Em um Egito dominado pela propaganda e pela censura, um astro do cinema é forçado a interpretar o próprio ditador em um filme encomendado pelo regime. Entre o glamour e o medo, ele descobre que a arte, sob vigilância, pode se tornar uma espécie peculiar de cárcere.

Em Águias da República, George Fahmy (Fares Fares) é um astro do cinema egípcio que, entre o prestígio público e as festas noturnas, desfruta de uma carreira imaculada e de controle artístico total sobre sua obra. Ao mesmo tempo, o governo autoritário de Al-Sisi consolida seu poder e passa a investir na construção da imagem de su lider.

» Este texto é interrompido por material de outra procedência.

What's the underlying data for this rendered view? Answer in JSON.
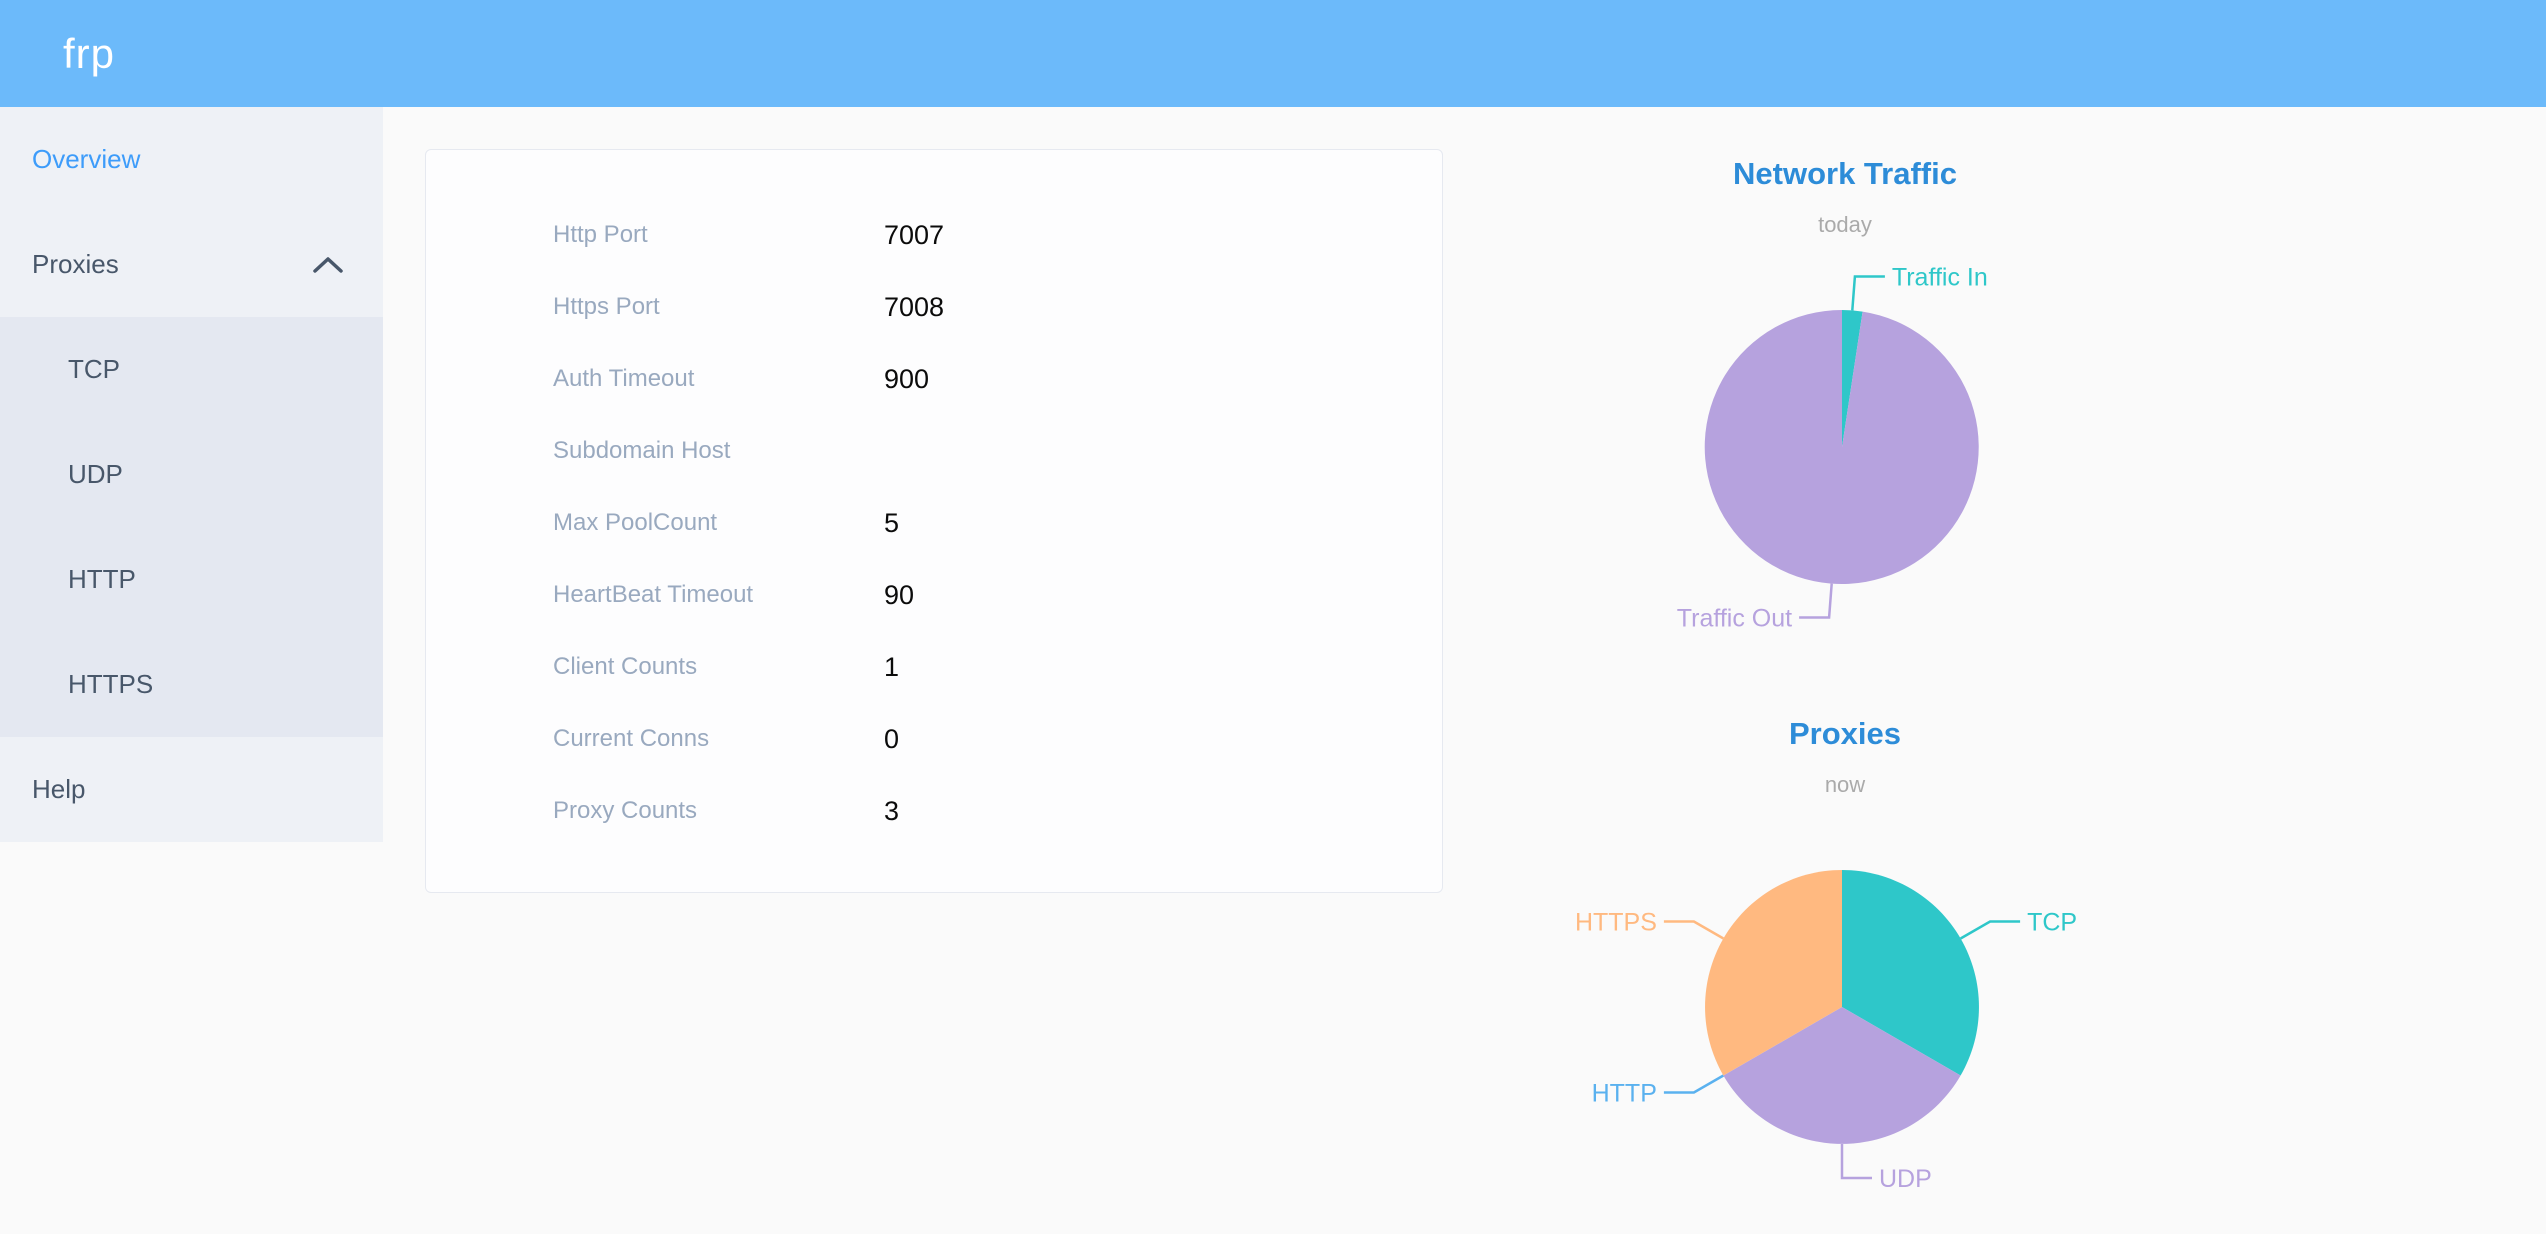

O cenário do golpe que levou Abdel Fattah Al-Sisi à presidência era o de um Egito caótico, fragmentado em facções de poder e com uma população exausta da instabilidade política e econômica. As circunstâncias se alinharam para que o então ministro da Defesa concentrasse poder quase absoluto sobre o país, amparado por forte apoio militar e, em um primeiro momento, popular.
A história ensina que um regime autoritário, ainda que sustentado por bases aparentemente sólidas, precisa de uma máquina de propaganda voraz. É necessário não apenas consolidar o líder como uma figura messiânica, mas também construir seu legado — editando a verdade histórica para que prevaleça a versão do vencedor, higienizada e arbitrária.
Nesse contexto, o alto escalão do governo egípcio decide escalar o ator mais prestigiado da nação para estrelar um filme que reforce a narrativa oficial sobre a ascensão de Al-Sisi ao poder. Não importa se o intérprete é quase trinta centímetros mais alto, mais magro ou mesmo se não deseja o papel — é preciso que o faça, porque assim determinam as águias da República, a elite política que governa o país.
Temendo represálias contra sua família e testemunhando pessoas próximas serem, uma a uma, vitimadas pelos braços paralelos e obscuros do regime, Fahmy cede à pressão e aceita interpretar Al-Sisi no filme-propaganda. A presença do enigmático Dr. Manssour (Amr Waked) no set — e fora dele — encarna o regime que o vigia de perto, observando cada gesto com olhos imensos, coagindo suas escolhas e sufocando qualquer sinal de protesto.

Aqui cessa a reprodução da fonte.